10 Comments on “Strippers With Swords”

  1. I have yet to meet an author yet who liked his cover art, but it’s the blurbs where things get really comical. Know a writer whose publisher used a quote from a review that said: He’s decidedly not the Raymond Chandler of Seattle. Blurb said: He’s… the Raymond Chandler of Seattle.

    Also, it seems if you’re a writer in the Pacific Northwest, you just have to accept the fact that at least one (if not all) of your covers will feature a big smelly salmon. I think it might even be a Washington State law.

  2. Reminds me of when I used to buy a lot of SF. My wife commented that “All SF books had pictures of babes on the cover” and I replied “Not all. Just the ones I buy!”

    Still, the “Strippers with Swords” thing is a little over the top, even for me.

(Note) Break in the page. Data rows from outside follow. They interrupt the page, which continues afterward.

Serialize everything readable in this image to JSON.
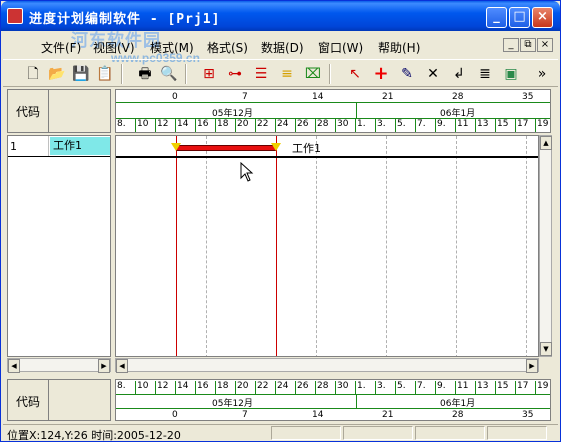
{
  "window": {
    "title": "进度计划编制软件 - [Prj1]",
    "watermark": "河东软件园",
    "watermark_url": "www.pc0359.cn"
  },
  "menu": [
    "文件(F)",
    "视图(V)",
    "模式(M)",
    "格式(S)",
    "数据(D)",
    "窗口(W)",
    "帮助(H)"
  ],
  "mdi_controls": [
    "_",
    "ð",
    "×"
  ],
  "toolbar": {
    "tools": [
      "new-file-icon",
      "open-folder-icon",
      "save-icon",
      "properties-icon",
      "print-icon",
      "print-preview-icon",
      "network-diagram-icon",
      "link-icon",
      "bar-chart-icon",
      "level-icon",
      "zoom-fit-icon",
      "pointer-icon",
      "add-icon",
      "chart-edit-icon",
      "delete-icon",
      "split-icon",
      "list-icon",
      "resource-icon"
    ],
    "overflow": "»"
  },
  "header": {
    "code_label": "代码"
  },
  "ruler": {
    "week_numbers": [
      "0",
      "7",
      "14",
      "21",
      "28",
      "35"
    ],
    "months": [
      "05年12月",
      "06年1月"
    ],
    "days": [
      "8.",
      "10",
      "12",
      "14",
      "16",
      "18",
      "20",
      "22",
      "24",
      "26",
      "28",
      "30",
      "1.",
      "3.",
      "5.",
      "7.",
      "9.",
      "11",
      "13",
      "15",
      "17",
      "19"
    ]
  },
  "tasks": [
    {
      "id": "1",
      "name": "工作1",
      "label": "工作1"
    }
  ],
  "status": {
    "text": "位置X:124,Y:26 时间:2005-12-20"
  },
  "colors": {
    "titlebar": "#0058ee",
    "bar": "#e81010",
    "milestone": "#f0d000",
    "ruler_grid": "#1a8a1a",
    "task_highlight": "#7fe8e8"
  }
}
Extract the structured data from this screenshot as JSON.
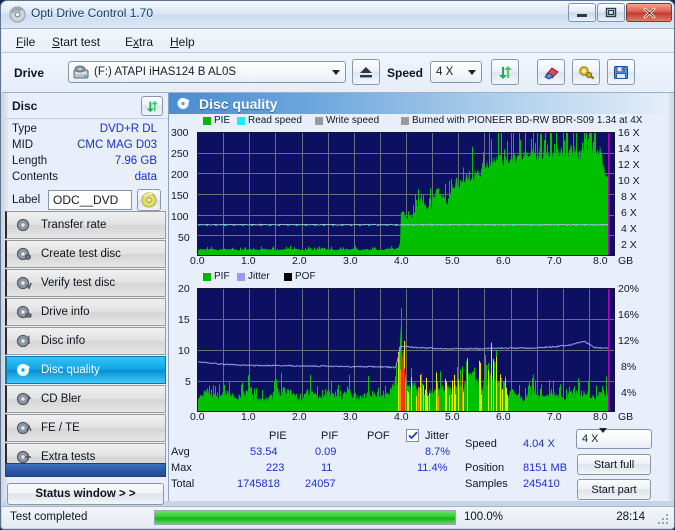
{
  "window": {
    "title": "Opti Drive Control 1.70",
    "icon": "disc-icon",
    "minimize_label": "Minimize",
    "maximize_label": "Maximize",
    "close_label": "Close"
  },
  "menu": [
    {
      "label": "File",
      "mnemonic": "F"
    },
    {
      "label": "Start test",
      "mnemonic": "S"
    },
    {
      "label": "Extra",
      "mnemonic": "x"
    },
    {
      "label": "Help",
      "mnemonic": "H"
    }
  ],
  "toolbar": {
    "drive_label": "Drive",
    "drive_value": "(F:)  ATAPI iHAS124   B AL0S",
    "eject_label": "Eject",
    "speed_label": "Speed",
    "speed_value": "4 X",
    "refresh_label": "Refresh",
    "erase_label": "Erase",
    "settings_label": "Settings",
    "save_label": "Save"
  },
  "disc": {
    "header": "Disc",
    "refresh_label": "Refresh disc",
    "rows": [
      {
        "key": "Type",
        "value": "DVD+R DL"
      },
      {
        "key": "MID",
        "value": "CMC MAG D03"
      },
      {
        "key": "Length",
        "value": "7.96 GB"
      },
      {
        "key": "Contents",
        "value": "data"
      }
    ],
    "label_key": "Label",
    "label_value": "ODC__DVD",
    "label_placeholder": "",
    "disc_icon_label": "Disc properties"
  },
  "nav": {
    "items": [
      {
        "label": "Transfer rate",
        "icon": "disc-transfer-icon",
        "active": false
      },
      {
        "label": "Create test disc",
        "icon": "disc-create-icon",
        "active": false
      },
      {
        "label": "Verify test disc",
        "icon": "disc-verify-icon",
        "active": false
      },
      {
        "label": "Drive info",
        "icon": "disc-drive-icon",
        "active": false
      },
      {
        "label": "Disc info",
        "icon": "disc-info-icon",
        "active": false
      },
      {
        "label": "Disc quality",
        "icon": "disc-quality-icon",
        "active": true
      },
      {
        "label": "CD Bler",
        "icon": "disc-bler-icon",
        "active": false
      },
      {
        "label": "FE / TE",
        "icon": "disc-fete-icon",
        "active": false
      },
      {
        "label": "Extra tests",
        "icon": "disc-extra-icon",
        "active": false
      }
    ],
    "status_window_label": "Status window > >"
  },
  "panel": {
    "title": "Disc quality",
    "title_icon": "disc-quality-icon"
  },
  "chart_data": [
    {
      "type": "area",
      "id": "pie-chart",
      "title": "",
      "xlabel": "GB",
      "ylabel": "",
      "xlim": [
        0,
        8.2
      ],
      "ylim": [
        0,
        300
      ],
      "y2lim": [
        0,
        16
      ],
      "y2label": "X",
      "grid": true,
      "legend_position": "top",
      "legend": [
        {
          "name": "PIE",
          "color": "#00b400"
        },
        {
          "name": "Read speed",
          "color": "#00e5ff"
        },
        {
          "name": "Write speed",
          "color": "#9a9a9a"
        },
        {
          "name": "Burned with PIONEER BD-RW   BDR-S09 1.34 at 4X",
          "color": "#9a9a9a"
        }
      ],
      "xticks": [
        "0.0",
        "1.0",
        "2.0",
        "3.0",
        "4.0",
        "5.0",
        "6.0",
        "7.0",
        "8.0"
      ],
      "yticks": [
        "300",
        "250",
        "200",
        "150",
        "100",
        "50"
      ],
      "y2ticks": [
        "16 X",
        "14 X",
        "12 X",
        "10 X",
        "8 X",
        "6 X",
        "4 X",
        "2 X"
      ],
      "series": [
        {
          "name": "PIE",
          "color": "#00c000",
          "x": [
            0.0,
            0.1,
            0.2,
            0.3,
            0.4,
            0.5,
            0.6,
            0.7,
            0.8,
            0.9,
            1.0,
            1.1,
            1.2,
            1.3,
            1.4,
            1.5,
            1.6,
            1.7,
            1.8,
            1.9,
            2.0,
            2.1,
            2.2,
            2.3,
            2.4,
            2.5,
            2.6,
            2.7,
            2.8,
            2.9,
            3.0,
            3.1,
            3.2,
            3.3,
            3.4,
            3.5,
            3.6,
            3.7,
            3.8,
            3.9,
            3.98,
            4.0,
            4.05,
            4.1,
            4.2,
            4.3,
            4.4,
            4.5,
            4.6,
            4.7,
            4.8,
            4.9,
            5.0,
            5.1,
            5.2,
            5.3,
            5.4,
            5.5,
            5.6,
            5.7,
            5.8,
            5.9,
            6.0,
            6.1,
            6.2,
            6.3,
            6.4,
            6.5,
            6.6,
            6.7,
            6.8,
            6.9,
            7.0,
            7.1,
            7.2,
            7.3,
            7.4,
            7.5,
            7.6,
            7.7,
            7.8,
            7.9,
            8.0
          ],
          "values": [
            14,
            16,
            15,
            18,
            14,
            17,
            15,
            16,
            14,
            15,
            16,
            15,
            14,
            17,
            15,
            16,
            14,
            15,
            17,
            16,
            15,
            14,
            16,
            15,
            17,
            15,
            16,
            14,
            15,
            16,
            15,
            17,
            14,
            16,
            15,
            16,
            14,
            15,
            17,
            16,
            22,
            95,
            100,
            88,
            92,
            110,
            135,
            108,
            120,
            150,
            142,
            128,
            160,
            175,
            168,
            190,
            182,
            205,
            198,
            215,
            222,
            230,
            218,
            235,
            228,
            240,
            232,
            245,
            238,
            243,
            250,
            242,
            235,
            248,
            240,
            252,
            245,
            238,
            250,
            262,
            255,
            248,
            200
          ]
        },
        {
          "name": "Read speed",
          "color": "#00e5ff",
          "units": "X",
          "x": [
            0.0,
            0.5,
            1.0,
            1.5,
            2.0,
            2.5,
            3.0,
            3.5,
            3.9,
            4.0,
            4.5,
            5.0,
            5.5,
            6.0,
            6.5,
            7.0,
            7.5,
            8.0
          ],
          "values": [
            4.05,
            4.04,
            4.04,
            4.04,
            4.04,
            4.04,
            4.04,
            4.04,
            4.04,
            4.04,
            4.04,
            4.04,
            4.04,
            4.04,
            4.04,
            4.04,
            4.04,
            4.04
          ]
        }
      ]
    },
    {
      "type": "area",
      "id": "pif-chart",
      "title": "",
      "xlabel": "GB",
      "ylabel": "",
      "xlim": [
        0,
        8.2
      ],
      "ylim": [
        0,
        20
      ],
      "y2lim": [
        0,
        20
      ],
      "y2label": "%",
      "grid": true,
      "legend_position": "top",
      "legend": [
        {
          "name": "PIF",
          "color": "#00b400"
        },
        {
          "name": "Jitter",
          "color": "#9a9cf0"
        },
        {
          "name": "POF",
          "color": "#000000"
        }
      ],
      "xticks": [
        "0.0",
        "1.0",
        "2.0",
        "3.0",
        "4.0",
        "5.0",
        "6.0",
        "7.0",
        "8.0"
      ],
      "yticks": [
        "20",
        "15",
        "10",
        "5"
      ],
      "y2ticks": [
        "20%",
        "16%",
        "12%",
        "8%",
        "4%"
      ],
      "series": [
        {
          "name": "PIF",
          "color": "#00c000",
          "x": [
            0.0,
            0.2,
            0.4,
            0.6,
            0.8,
            1.0,
            1.2,
            1.4,
            1.6,
            1.8,
            2.0,
            2.2,
            2.4,
            2.6,
            2.8,
            3.0,
            3.2,
            3.4,
            3.6,
            3.8,
            3.95,
            4.0,
            4.05,
            4.2,
            4.4,
            4.6,
            4.8,
            5.0,
            5.2,
            5.4,
            5.6,
            5.8,
            6.0,
            6.2,
            6.4,
            6.6,
            6.8,
            7.0,
            7.2,
            7.4,
            7.6,
            7.8,
            8.0
          ],
          "values": [
            2,
            3,
            2,
            3,
            2,
            3,
            2,
            2,
            3,
            3,
            2,
            3,
            2,
            3,
            2,
            3,
            2,
            3,
            2,
            3,
            5,
            11,
            6,
            4,
            3,
            3,
            4,
            3,
            4,
            5,
            4,
            6,
            3,
            3,
            2,
            3,
            2,
            3,
            2,
            3,
            3,
            2,
            3
          ]
        },
        {
          "name": "Jitter",
          "color": "#9a9cf0",
          "units": "%",
          "x": [
            0.0,
            0.5,
            1.0,
            1.5,
            2.0,
            2.5,
            3.0,
            3.5,
            3.9,
            4.0,
            4.5,
            5.0,
            5.5,
            6.0,
            6.5,
            7.0,
            7.3,
            7.6,
            7.8,
            8.0
          ],
          "values": [
            8.1,
            7.7,
            7.5,
            7.5,
            7.4,
            7.4,
            7.3,
            7.3,
            7.2,
            10.6,
            10.3,
            10.2,
            10.2,
            10.3,
            10.3,
            10.5,
            10.8,
            11.4,
            10.4,
            10.3
          ]
        }
      ]
    }
  ],
  "stats": {
    "col_headers": [
      "PIE",
      "PIF",
      "POF",
      "Jitter"
    ],
    "jitter_checked": true,
    "rows": [
      {
        "label": "Avg",
        "pie": "53.54",
        "pif": "0.09",
        "pof": "",
        "jitter": "8.7%"
      },
      {
        "label": "Max",
        "pie": "223",
        "pif": "11",
        "pof": "",
        "jitter": "11.4%"
      },
      {
        "label": "Total",
        "pie": "1745818",
        "pif": "24057",
        "pof": "",
        "jitter": ""
      }
    ],
    "info": [
      {
        "key": "Speed",
        "value": "4.04 X"
      },
      {
        "key": "Position",
        "value": "8151 MB"
      },
      {
        "key": "Samples",
        "value": "245410"
      }
    ],
    "speed_select": "4 X",
    "start_full_label": "Start full",
    "start_part_label": "Start part"
  },
  "statusbar": {
    "message": "Test completed",
    "percent": "100.0%",
    "percent_value": 100,
    "elapsed": "28:14"
  },
  "colors": {
    "accent": "#1a31c8",
    "plot_bg": "#0b1060",
    "pie_green": "#00c000",
    "read_speed_cyan": "#00e5ff",
    "jitter_purple": "#9a9cf0",
    "active_nav": "#10a8e8",
    "progress_green": "#2fcd2f"
  }
}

It goes beyond the ‘Slaves of Gor’ series my dad used to buy, and wanders into ‘truck mudflap’ territory.

  3. Ooh, ooh, writers and their covers, one of my favorite topics…. My third romance novel, “Annie’s Wild Ride” was about two Air Force officers. So, naturally, on the cover was… a hot, pink duckie. My fourth romance looked like soft-core porn and prompted one reader to write, “Why does the hero have more eye-liner on than the heroine?” And, for my upcoming first mystery novel, “Murder on Ice,” the cover features a skater with… no head. “Does someone get beheaded in your book?” I have been asked several times. “Uhm… no.” “Then why does she have no head?” “Uhm… I dunno.” Good luck, John!

  4. Well, I love my cover art, and my friend Lyda loves her cover art. I think cover art, on the whole, has gotten a lot better in the last 10 years or so. On the other hand, I’ve also been published in issues of Realms of Fantasy with covers so racy I was embarrassed to show them to my grandmother. RoF does full-cover illustrations for each and every story, too, and my first illustration amused the hell out of me. Thank goodness my book covers have been both well-executed and genuinely appropriate. Here’s hoping you get lucky, too…

  5. When I read the title to this Whatever- I assumed it was a title idea for your next book. When can I expect it?

  6. Reminds me of one of the Greatest Magazines of all Time – Heavy Metal, which always seemed to have a woman in some ort of war bikini on the cover.

  7. Still, at various times and in various cultures,
    warriors went into battle mostly or completely
    naked. Most of them probably didn’t look like
    Hooters waitresses, but certainly not everyone
    was strapped into lorica hamata, either.

  8. Oh, there can be covers worse than this. There was a rather bad political thriller I read some years ago. Our Hero, a CIA agent or something, is globetrotting and investigating a series of thefts from military stockpiles. He figures out that someone’s stealing the parts to put together an ICBM. But what are they going to do with it? the reader wonders. Where will they strike?

    Or thats what you *would* have been wondering, what the author wanted you to be wondering, if the cover art hadn’t shown a missile streaking towards the US Capitol during a Presidential inauguration ceremony.

    I hope the jury looked at that paperback cover, and agreed to the defense’s argument of extenuating circumstances.

  9. Steve,
    Geez, that is awful. I suppose they needed something to grab the buyer’s attention, but to give away the ending (or at least part of it) is bad.